L’altro pioppo oggi superstite nei pressi della fontanella ma condannato a futura instabilità e morte da potature fuori
da ogni logica.

Quando si progetta un’area verde o un viale alberato si progetta un’opera pubblica, quando si gestisce un’opera pubblica il criterio guida deve essere il pubblico interesse – ha criticato Woynar – Potare un albero significa progettarne il futuro, se si sbaglia il progetto non si avrà l’albero adeguato o al peggio lo si perderà, magari facendolo prendere in testa a qualcuno. Bisogna comprendere quindi come sia necessario avvalersi di professionisti abilitati e iscritti agli albi non solo per decidere se abbattere gli alberi ma per gestirli e ancor prima per sapere se/dove/di quale specie e quanti piantarne. La potatura è equiparabile ad un intervento chirurgico; oggi nella maggior parte dei casi, nel verde
pubblico operano degli “infermieri” (i giardinieri) quasi sempre senza che da parte della committenza vi siano “medici” ovvero professionisti laureati e/o abilitati, con specifiche competenze nel settore, in grado di guidare gli operatori tutelando l’interesse pubblico”.

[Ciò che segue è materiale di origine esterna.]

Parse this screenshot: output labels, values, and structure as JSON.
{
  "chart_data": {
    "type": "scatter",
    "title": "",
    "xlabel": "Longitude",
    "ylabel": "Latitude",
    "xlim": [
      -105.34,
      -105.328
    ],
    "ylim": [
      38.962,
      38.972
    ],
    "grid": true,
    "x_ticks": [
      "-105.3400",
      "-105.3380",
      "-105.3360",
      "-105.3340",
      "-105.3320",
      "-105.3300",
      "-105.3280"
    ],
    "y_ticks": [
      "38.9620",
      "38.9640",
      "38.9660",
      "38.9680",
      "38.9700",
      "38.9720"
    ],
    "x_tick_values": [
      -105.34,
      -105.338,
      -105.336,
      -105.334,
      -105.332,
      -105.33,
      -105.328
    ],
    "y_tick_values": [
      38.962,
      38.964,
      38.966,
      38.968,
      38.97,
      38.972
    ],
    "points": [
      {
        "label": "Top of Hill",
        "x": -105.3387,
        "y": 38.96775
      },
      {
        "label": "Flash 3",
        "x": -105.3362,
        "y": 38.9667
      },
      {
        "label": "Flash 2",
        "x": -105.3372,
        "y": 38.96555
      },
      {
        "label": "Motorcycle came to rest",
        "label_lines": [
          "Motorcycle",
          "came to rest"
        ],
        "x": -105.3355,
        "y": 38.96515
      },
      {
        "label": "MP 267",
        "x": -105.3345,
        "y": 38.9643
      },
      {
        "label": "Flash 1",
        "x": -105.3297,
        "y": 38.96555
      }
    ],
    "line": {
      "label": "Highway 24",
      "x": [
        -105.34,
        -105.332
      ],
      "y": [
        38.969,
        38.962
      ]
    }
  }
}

“La miglior potatura è quella che rispetta l’albero”

“In conclusione rileva non solo e non tanto chi esegue i lavori ma chi li commissiona e cosa gli si chiede di fare; in presenza di “tecnici” non esperti del settore si realizza un triplo danno: si spende per effettuare dei lavori sbagliati, vengono meno i benefici dei lavori svolti e, anzi, in futuro se ne subiscono le conseguenze, dovendo spendere altre risorse per rimediare agli errori commessi senza magari nemmeno avere contezza della loro origine (al parco di via Morandi se ne vedranno delle belle coi ricacci che spunteranno anche dalle radici). Prendere la difesa di certi madornali errori di gestione senza nemmeno, come dichiarato, porsene il problema, non serve a squalificare la perizia di un professionista ma, agli occhi degli esperti, attesterebbe semmai un intrinseco difetto di obiettività e competenza amministrativa nella tutela dell’interesse collettivo. Gli alberi di Spino d’Adda castrati da potature selvagge sono un esempio di errore che avvenendo alle porte di un Parco Regionale rischia di essere preso per modello di gestione: è un paradosso che, pur rispettando l’espressione del libero pensiero, per dovere professionale di cultura e interesse collettivo, non poteva essere taciuto. La miglior potatura è quella che rispetta l’albero e l’integrità della chioma: si riesce a comprendere quale sia la gravità delle ignobili castrazioni fatte alle piante di Spino d’Adda? Gli alberi su suolo pubblico sono beni patrimoniali al pari di strade, edifici, reti fognarie etc. Altri casi simili avvenuti in Lombardia sono già stati oggetto di esposto alla Corte dei Conti per danni di tipo erariale e patrimoniale”.